I have seen a number of similar questions but cannot find a straightforward solution to my issue.
I am working with a pandas dataframe containing contact information for constituent donors to a nonprofit. The data has Households and Individuals. Most Households have member Individuals, but not all Individuals are associated with a Household. There is no data that links the Household to the container Individuals, so I am attempting to match them up based on other data - Home Street Address, Phone Number, Email, etc.
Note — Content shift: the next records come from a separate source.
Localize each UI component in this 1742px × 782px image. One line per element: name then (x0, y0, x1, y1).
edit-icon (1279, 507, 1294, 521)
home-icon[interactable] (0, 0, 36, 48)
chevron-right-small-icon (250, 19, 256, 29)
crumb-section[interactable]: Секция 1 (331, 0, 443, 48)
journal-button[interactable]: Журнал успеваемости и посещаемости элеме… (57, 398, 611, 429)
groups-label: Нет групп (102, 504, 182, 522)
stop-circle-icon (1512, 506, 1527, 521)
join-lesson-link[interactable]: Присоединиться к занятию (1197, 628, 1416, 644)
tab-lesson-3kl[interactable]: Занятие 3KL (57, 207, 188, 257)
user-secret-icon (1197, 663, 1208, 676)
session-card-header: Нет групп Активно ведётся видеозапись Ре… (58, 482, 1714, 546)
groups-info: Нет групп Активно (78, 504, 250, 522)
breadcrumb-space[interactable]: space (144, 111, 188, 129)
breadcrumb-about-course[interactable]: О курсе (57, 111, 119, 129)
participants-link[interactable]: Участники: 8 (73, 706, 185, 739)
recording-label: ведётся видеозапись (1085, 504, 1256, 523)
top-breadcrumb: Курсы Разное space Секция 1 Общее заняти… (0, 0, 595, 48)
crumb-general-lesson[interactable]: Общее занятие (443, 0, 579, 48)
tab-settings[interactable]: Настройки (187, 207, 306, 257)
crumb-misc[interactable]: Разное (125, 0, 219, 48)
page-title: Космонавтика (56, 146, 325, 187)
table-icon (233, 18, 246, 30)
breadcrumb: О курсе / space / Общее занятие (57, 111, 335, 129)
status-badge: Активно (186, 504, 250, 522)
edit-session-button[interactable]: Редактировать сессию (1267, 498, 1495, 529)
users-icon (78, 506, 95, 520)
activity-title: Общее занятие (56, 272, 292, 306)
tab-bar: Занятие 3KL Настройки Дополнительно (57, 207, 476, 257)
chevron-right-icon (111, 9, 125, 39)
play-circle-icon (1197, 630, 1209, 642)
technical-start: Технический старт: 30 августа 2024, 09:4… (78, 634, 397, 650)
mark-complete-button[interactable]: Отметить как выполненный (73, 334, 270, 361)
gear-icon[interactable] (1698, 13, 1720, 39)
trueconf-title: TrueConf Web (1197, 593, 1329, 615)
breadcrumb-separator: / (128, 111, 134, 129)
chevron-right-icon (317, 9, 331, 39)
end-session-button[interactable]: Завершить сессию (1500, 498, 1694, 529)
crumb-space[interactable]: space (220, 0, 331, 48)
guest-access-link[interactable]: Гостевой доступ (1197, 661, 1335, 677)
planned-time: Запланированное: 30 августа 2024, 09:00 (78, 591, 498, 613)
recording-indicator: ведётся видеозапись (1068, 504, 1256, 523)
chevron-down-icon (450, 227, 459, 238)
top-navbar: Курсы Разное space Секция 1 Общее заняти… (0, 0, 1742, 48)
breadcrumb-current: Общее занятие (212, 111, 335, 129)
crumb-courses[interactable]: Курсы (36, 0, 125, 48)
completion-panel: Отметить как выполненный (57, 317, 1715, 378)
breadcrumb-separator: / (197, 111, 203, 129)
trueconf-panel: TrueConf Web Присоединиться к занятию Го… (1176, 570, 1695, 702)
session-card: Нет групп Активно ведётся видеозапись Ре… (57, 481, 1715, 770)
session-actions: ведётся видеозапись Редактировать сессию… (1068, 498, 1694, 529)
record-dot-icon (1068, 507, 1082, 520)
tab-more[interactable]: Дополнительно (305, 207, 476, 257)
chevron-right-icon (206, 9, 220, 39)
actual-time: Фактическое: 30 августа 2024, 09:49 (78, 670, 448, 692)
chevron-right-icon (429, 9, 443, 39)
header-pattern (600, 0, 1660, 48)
A simplified version of the dataframe looks something like this:
Constituent Id Type Home Street
1234567 Household 123 Main St.
2345678 Individual 123 Main St.
3456789 Individual 123 Main St.
4567890 Individual 433 Elm Rd.
0123456 Household 433 Elm Rd.
1357924 Individual 500 Stack Ln.
1344444 Individual 500 Stack Ln.
I am using groupby
in order to group the constituents. In this case, by Home Street. I'm trying to ensure that I only get groupings with more than one record (to exclude Individuals unassociated with a Household). I am using something like:
df1 = df[df.groupby('Home Street').filter(lambda x: len(x)>1)
What I would like to do is somehow export the grouped dataframe to a new dataframe that includes the Household Constituent Id first, then any Individual Constituent Ids. And in the case that there is no Household in the grouping, place the Individual Constituents in the appropriate locations. The output for my data set above would look like:
Household Individual Individual
1234567 2345678 3456789
0123456 4567890
1357924 1344444
I have toyed with iterating through the groupby object, but I feel like I'm missing some easy way to accomplish my task.